Leonardo Ângelo e Lucas Ganem tiveram os mandatos cassados por decisões da Justiça Eleitoral — Foto: Rafaella Ribeiro e Denis Dias/CMBH
TRE-MG confirma cassação dos mandatos de Leonardo Ângelo e Lucas Ganem por fraudes eleitorais; vereadores seguem nos cargos
O Tribunal Regional Eleitoral de Minas Gerais (TRE-MG) manteve, nesta sexta-feira (14), a cassação dos mandatos dos vereadores Leonardo Ângelo da Silva (Cidadania) e Lucas do Carmo Navarro, conhecido como Lucas Ganem (MDB), ambos de Belo Horizonte.

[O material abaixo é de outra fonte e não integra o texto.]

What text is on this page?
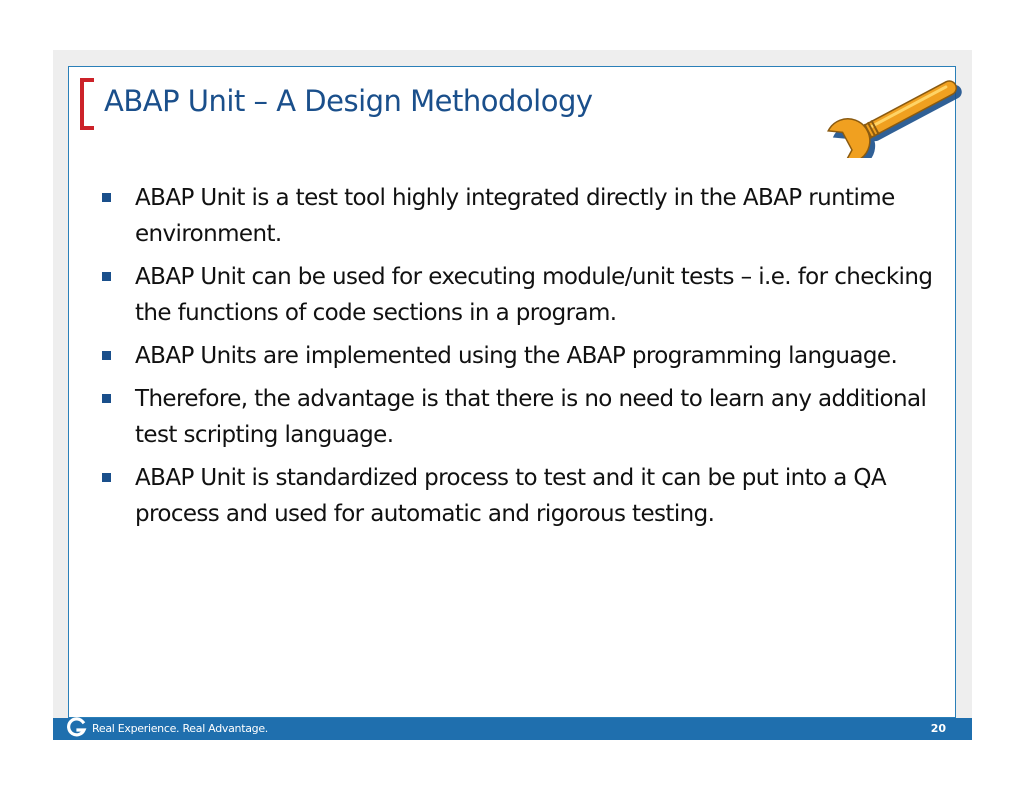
ABAP Unit – A Design Methodology
ABAP Unit is a test tool highly integrated directly in the ABAP runtime environment.
ABAP Unit can be used for executing module/unit tests – i.e. for checking the functions of code sections in a program.
ABAP Units are implemented using the ABAP programming language.
Therefore, the advantage is that there is no need to learn any additional test scripting language.
ABAP Unit is standardized process to test and it can be put into a QA process and used for automatic and rigorous testing.
Real Experience. Real Advantage.	20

Os dois casos foram julgados pela Corte Eleitoral após recursos apresentados contra decisões da 29ª Zona Eleitoral de Belo Horizonte. Apesar das decisões do TRE-MG, os dois vereadores permanecem nos cargos por ora, já que ainda é possível recorrer das condenações.
O g1 entrou em contato com Leonardo Ângelo e Lucas Ganem, mas não obteve retorno até a última atualização da reportagem.
Leonardo Ângelo
No processo de Leonardo Ângelo, o TRE-MG manteve o entendimento de que houve abuso de poder econômico, corrupção eleitoral e fraude durante a campanha.
Segundo a decisão, a campanha do vereador teria utilizado recursos e estrutura de um candidato a prefeito da mesma coligação, mas de outro partido.
O tribunal também manteve a condenação relacionada à tentativa de convencer uma candidata a desistir da disputa eleitoral para apoiar Leonardo Ângelo.
De acordo com o processo, teria sido oferecido um emprego em troca da renúncia da candidata.
O recurso apresentado pelo vereador foi parcialmente aceito para retirar a punição de inelegibilidade, mas a cassação do mandato foi mantida pelo TRE-MG.
Lucas Ganem
No caso de Lucas Ganem, o TRE-MG manteve a cassação em razão de uma fraude na transferência do domicílio eleitoral para Belo Horizonte.
Segundo o tribunal, o vereador teria utilizado um endereço onde não residia e não apresentou provas de vínculo com a cidade.
Assim como no caso de Leonardo Ângelo, a Corte retirou a punição de inelegibilidade aplicada na primeira decisão, mas manteve a cassação do mandato.
Apesar das decisões do TRE-MG, Leonardo Ângelo e Lucas Ganem não serão afastados imediatamente de seus cargos, uma vez que ainda há possibilidade de novos recursos contra as condenações.